Justin W. Webster was a San Francisco police officer who was injured in the course of his employment. After a full evidentiary hearing, the administrative law judge denied Mr. Webster’s application for Industrial Disability Retirement (IDR). The administrative law judge found the retirement system’s medical expert more persuasive than Mr. Webster’s medical expert. Specifically, the administrative law judge found Mr. Webster’s medical expert did not rely on “objective evidence.” After the decision, Mr. Webster filed a petition for writ of administrative mandate.
Additionally, Mr. Webster sought to return to work as a police officer. Before Mr. Webster could return to work, he was required to complete a medical examination.
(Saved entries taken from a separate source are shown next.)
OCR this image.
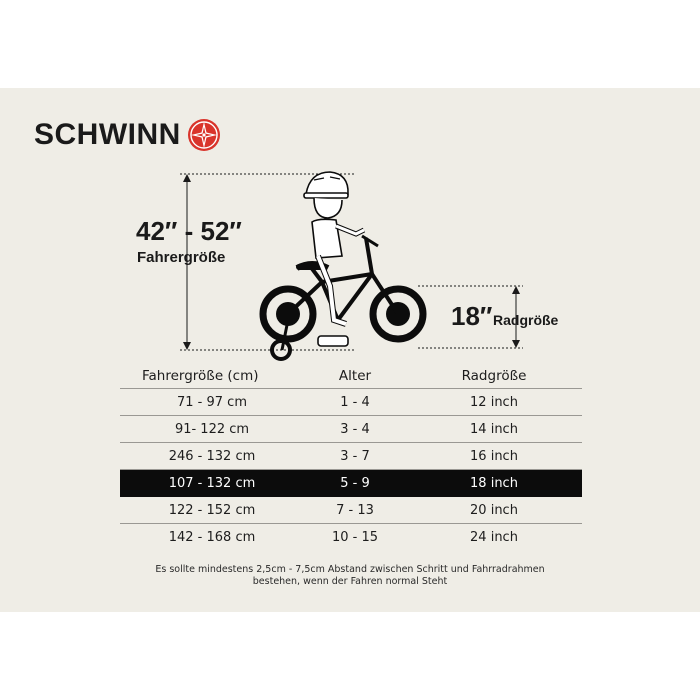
SCHWINN
42″ - 52″
Fahrergröße
18″ Radgröße
Fahrergröße (cm)	Alter	Radgröße
71 - 97 cm	1 - 4	12 inch
91- 122 cm	3 - 4	14 inch
246 - 132 cm	3 - 7	16 inch
107 - 132 cm	5 - 9	18 inch
122 - 152 cm	7 - 13	20 inch
142 - 168 cm	10 - 15	24 inch
Es sollte mindestens 2,5cm - 7,5cm Abstand zwischen Schritt und Fahrradrahmen
bestehen, wenn der Fahren normal Steht
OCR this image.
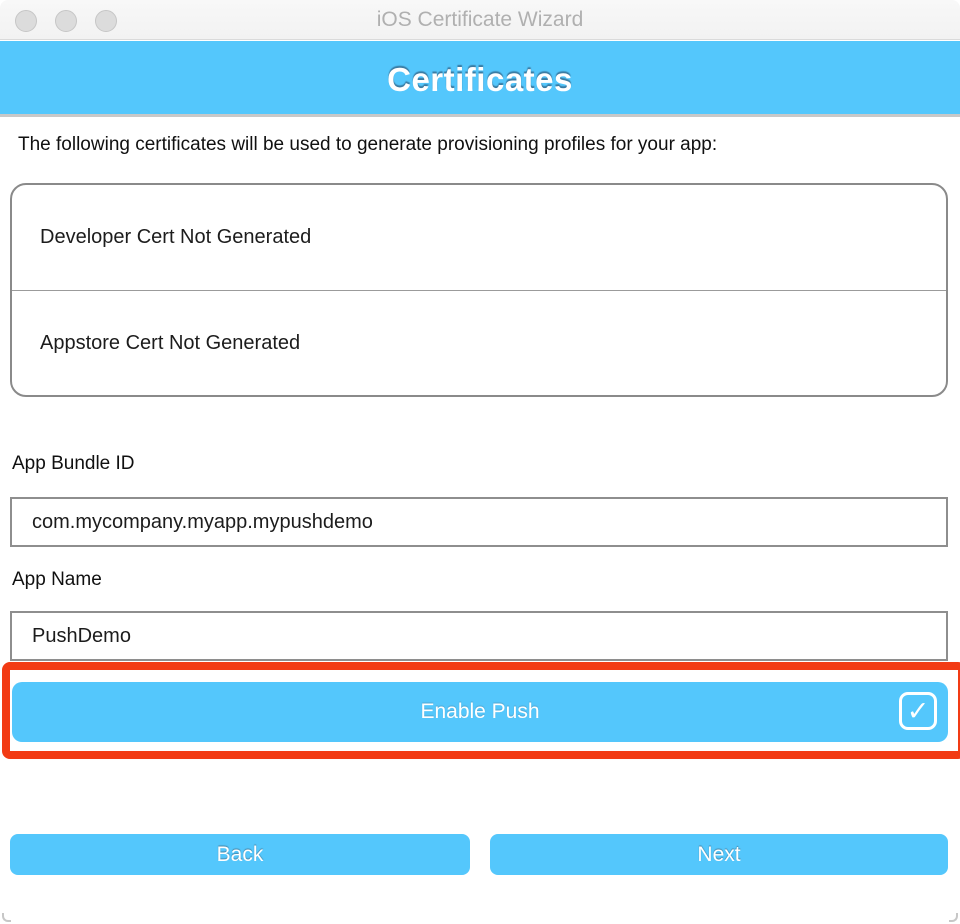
iOS Certificate Wizard
Certificates
The following certificates will be used to generate provisioning profiles for your app:
Developer Cert Not Generated
Appstore Cert Not Generated
App Bundle ID
com.mycompany.myapp.mypushdemo
App Name
PushDemo
Enable Push	✓
Back	Next
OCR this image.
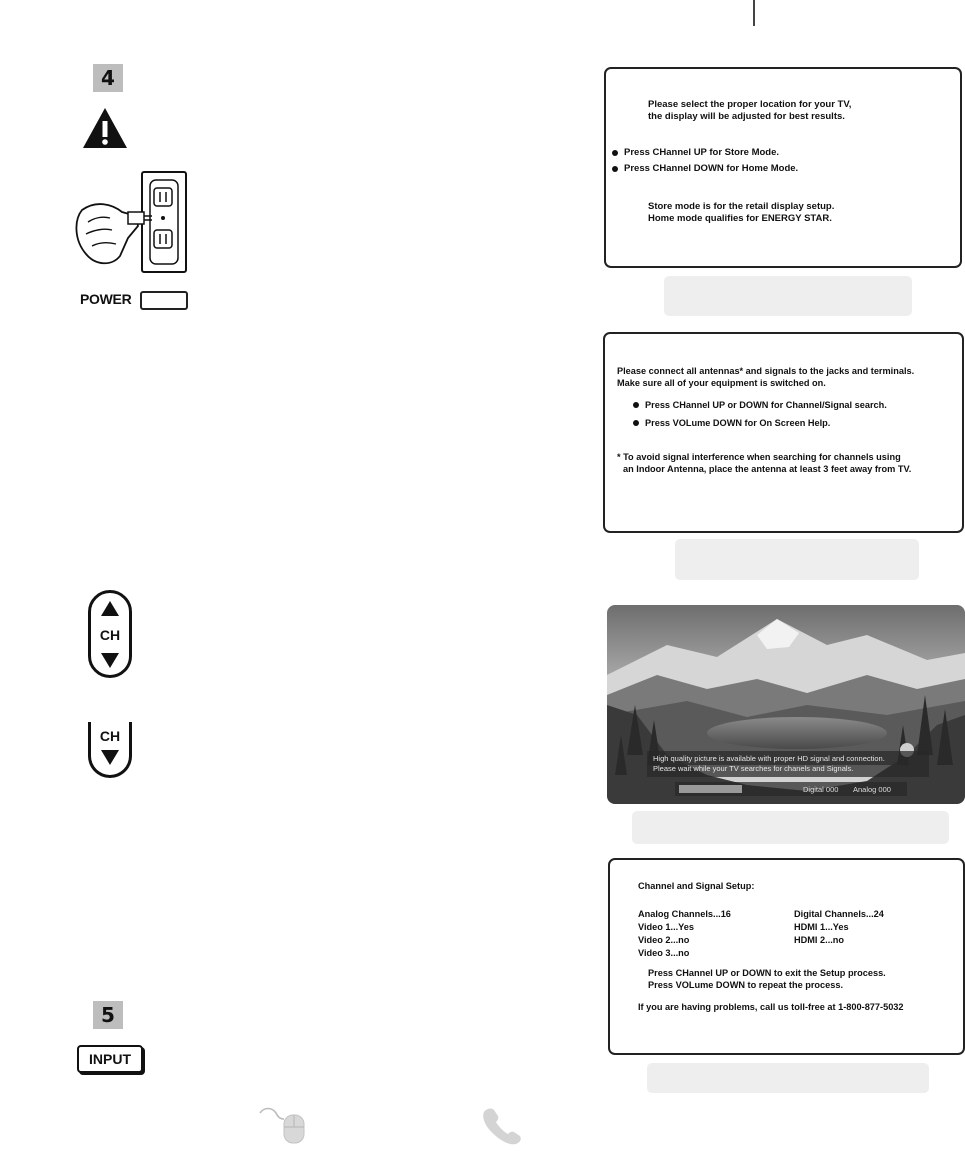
4
POWER
CH
CH
5
INPUT

Please select the proper location for your TV,

the display will be adjusted for best results.

Press CHannel UP for Store Mode.
Press CHannel DOWN for Home Mode.

Store mode is for the retail display setup.

Home mode qualifies for ENERGY STAR.

Please connect all antennas* and signals to the jacks and terminals.
Make sure all of your equipment is switched on.
Press CHannel UP or DOWN for Channel/Signal search.
Press VOLume DOWN for On Screen Help.
* To avoid signal interference when searching for channels using
an Indoor Antenna, place the antenna at least 3 feet away from TV.
High quality picture is available with proper HD signal and connection.
Please wait while your TV searches for chanels and Signals.
Digital 000 Analog 000
Channel and Signal Setup:
Analog Channels...16	Digital Channels...24
Video 1...Yes	HDMI 1...Yes
Video 2...no	HDMI 2...no
Video 3...no
Press CHannel UP or DOWN to exit the Setup process.
Press VOLume DOWN to repeat the process.
If you are having problems, call us toll-free at 1-800-877-5032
After completing this examination, the medical doctor found Mr. Webster was “not fit for duty.”
In a companion workers’ compensation case, another medical doctor found Mr. Webster was not capable of performing his job duties. Mr. Webster filed a second IDR application. The retirement system declined to process his second IDR application.
The superior court granted in part Mr. Webster’s petition for writ of mandate, setting aside the denial of his IDR application. The court rejected the retirement system’s argument that Mr. Webster had failed to exhaust all administrative remedies. The court ruled that requesting a rehearing based upon the same facts and law would have been futile. Finally, the court, relying on the two new medical reports, remanded the case for reconsideration.
The court of appeal affirmed the trial court in the unpublished case of Webster v. S.F. Employees’ Retirement System -A168995 (September 2024).
San Francisco Employees’ Retirement System appeals from the superior court order setting aside an administrative agency’s denial of respondent’s Industrial Disability Retirement (IDR) application and remanding the case to be reconsidered in light of new evidence pursuant to Code of Civil Procedure section 1094.5, subdivision (e). It argues the superior court erred in finding that respondent’s writ was not barred by failing to exhaust all administrative remedies and admitting two new medical reports.
“While it is true the superior court did not reverse or affirm the agency’s decision, the court decided all issues presented to it. The court set aside the agency’s decision denying respondent’s IDR application. Under section 1094.5, the court exercised its discretion to consider the two new medical reports and remand the case back to the agency to reconsider its decision in light of the new evidence. At that point there was nothing left for the superior court to do. Moreover, dismissing the appeal now could moot the issue of whether respondent had exhausted all administrative remedies before he sought a petition of writ of administrative mandate. We therefore conclude the challenged order is appealable.”
“Because the two additional medical reports were not available within 30 days after the hearing officer’s decision had been served, both sides appear to agree the only basis respondent had for requesting a new hearing was ‘that the evidence did not justify the decision.’ “
“Here, the applicable charter section designates the review hearing as permissive not mandatory. Respondent had no new evidence or legal arguments to present at a review hearing where the same judicial officer would be presiding. Requesting a duplicative hearing on the same facts and law would have been meaningless, costly, and inefficient.“
Appellant also contends the superior court erred by admitting two additional medical reports and remanding the matter back to the agency to consider the new reports.
When the Legislature granted the superior court the discretion to receive “relevant evidence which, in the exercise of reasonable diligence, could not have been produced at the administrative hearing,” it reasonably may be inferred that it meant to authorize the receipt of evidence of events which took place after the administrative hearing. (Curtis v. Board of Retirement (1986) 177 Cal.App.3d 293, 299 (Curtis).)
“Here, the court did not err by considering the two medical reports that were prepared after the hearing. Moreover, section 1094.5 gives the court the option to remand the case in light of the new evidence or admit the evidence and proceed with the court’s independent review.”
“Contrary to Appellant’s argument, the court here merely considered the new medical reports in deciding to remand the matter back to the agency; the court did not admit the medical reports into the record.”
“The superior court made a reasonable determination that the new evidence was sufficient to require the agency to reconsider its decision. Indeed, it is preferred ” ‘that the administrative agency should have the first opportunity to decide the case on the basis of all the evidence’ ” and that the better practice is to remand the action in light of the new evidence.